Somewhere before then, I was given a homework assignment from my counselor.
“What does your anxiety look like? I want you to create your anxiety in art.”
That exercise started everything, though I didn't know it at the time. And over the next couple years, the shadowy blob character penciled into a lined notebook turned into the flowing, emotional figure in homebound. That one prompt pushed me to explore the meanings of my personal anxiety through tarot in the most in-depth ways, and gave this deck the grounding force that resonates with all of us.
Right from the beginning, the intention was to design a deck that reflected my struggle with anxiety, while still being open enough to be used as a tool to help others cope with theirs. I knew my experiences were not entirely unique so imagery that had a story with me would resonate with others.
When I started reading tarot, and even now, I find there to be a lot of fear, gatekeeping, and misinformation surrounding the cards. So when designing Homebound, my goal was to strip those barriers down. The Guidebook is an equal part in this aspect. It's written as a tool in deciphering the cards from a position of intuition, and self-reflection rather than the traditional predictive, symbolized approaches that remove us from the equation of our future.
Because the deck would be holding space for emotions, the name was beyond important. I spent months running through word combinations and filled pages with names.
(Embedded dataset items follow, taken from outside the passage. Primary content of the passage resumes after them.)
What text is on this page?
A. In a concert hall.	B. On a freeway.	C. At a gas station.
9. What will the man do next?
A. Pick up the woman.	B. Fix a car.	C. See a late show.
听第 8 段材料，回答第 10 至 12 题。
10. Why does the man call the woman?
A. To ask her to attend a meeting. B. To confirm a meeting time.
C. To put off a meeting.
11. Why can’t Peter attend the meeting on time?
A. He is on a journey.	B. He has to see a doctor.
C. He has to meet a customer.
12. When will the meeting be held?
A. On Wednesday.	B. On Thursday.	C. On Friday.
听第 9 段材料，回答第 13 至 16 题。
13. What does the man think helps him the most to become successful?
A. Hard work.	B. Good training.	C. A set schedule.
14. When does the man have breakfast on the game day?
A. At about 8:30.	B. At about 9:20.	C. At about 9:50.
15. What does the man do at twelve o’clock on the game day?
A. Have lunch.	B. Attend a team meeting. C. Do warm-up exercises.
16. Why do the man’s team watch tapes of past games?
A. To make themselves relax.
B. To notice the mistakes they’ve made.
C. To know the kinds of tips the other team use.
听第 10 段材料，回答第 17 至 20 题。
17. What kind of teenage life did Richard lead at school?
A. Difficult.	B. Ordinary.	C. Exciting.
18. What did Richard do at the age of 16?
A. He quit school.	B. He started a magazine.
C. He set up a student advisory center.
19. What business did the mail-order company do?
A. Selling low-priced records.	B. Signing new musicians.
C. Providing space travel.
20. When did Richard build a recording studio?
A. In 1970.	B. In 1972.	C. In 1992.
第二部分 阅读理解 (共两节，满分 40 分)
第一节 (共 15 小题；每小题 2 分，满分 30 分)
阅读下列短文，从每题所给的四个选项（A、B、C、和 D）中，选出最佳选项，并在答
Once I landed on Homebound it was a done deal.
Homebound: on the way home.
Homebound: unable to leave one’s home.
I have social anxiety which can develop into agoraphobia and depression at the worst of times. There are places I’ve written off completely because of the severe anxiety of how I’ll be perceived or what will happen there. Throughout my life, I've changed schools, quit jobs, even dropped out of university because the anxiety that arose at the thought of just going to these places was too much to carry. My anxiety can bind me to poor routines, and my world can feel pretty small when I let it control me.